What you seem to propose is measuring some sort of similarity, that may be ok, perhaps it would be better for everyone if you called it that way. Renaming "similarity" and presenting it as "dependence" feels like a stretch.

And the Chi-Square test does not measure dependence either. It measures whether an observed effect size could have been caused by random chance alone when sampling identical distributions. As a matter of fact all tests require independence of measurements, none would produce correct values if the measures were not independent.

0
Entering edit mode

Thanks for your reply. Yes, I think I could have explained my problem much better, but rather than change my original post, I will add some clarification in my comment here.

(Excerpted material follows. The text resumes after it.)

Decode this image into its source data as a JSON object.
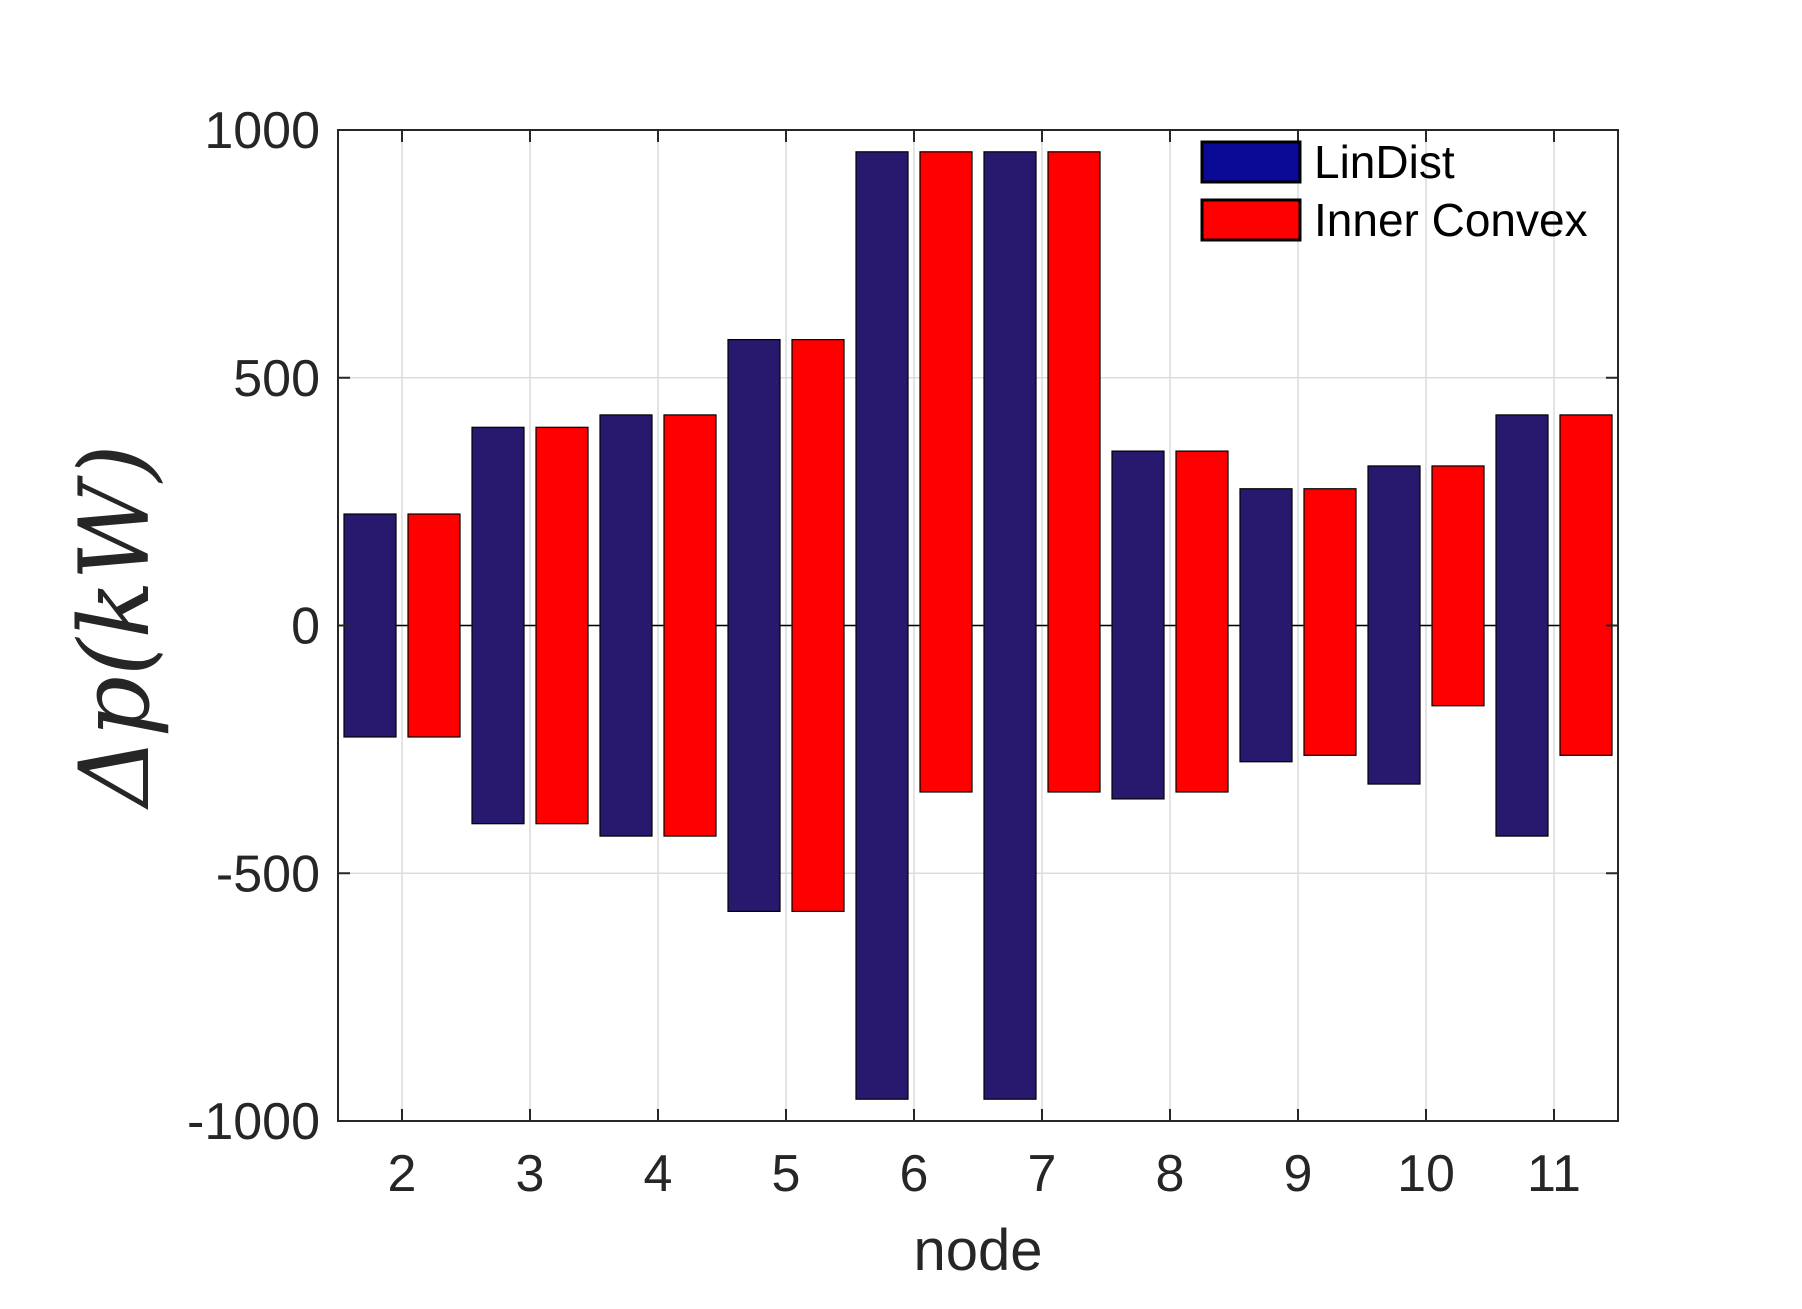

I am not looking to measure sequence similarity , but whether a certain sequence at the 5' end indicates a high probability of a certain other sequence at the 3' end, and vice versa - i.e. whether the terminal sequences are 'dependent' or 'independent'.

In this context, I believe testing for independence using Chi-Sq test does make some sense. https://online.stat.psu.edu/stat500/lesson/8/8.1. Perhaps you agree now? If not, then does my clarification at least help you suggest a different approach. TIA!

1
Entering edit mode

with that definition I would suspect that all of your sequences are "dependent", I would expect every functional DNA/RNA region to capture some relationship between the start and end.

Thus I think the question is more about the magnitude of that dependence rather than existence.

I would start with simpler measures of correlation, for example GC content of 5' plotted against gc content of 3', perhaps codon usage.

The method you describe might work as well, but I would run it on different clustering levels and importantly you need to properly estimate what the excepted frequencies ought to be.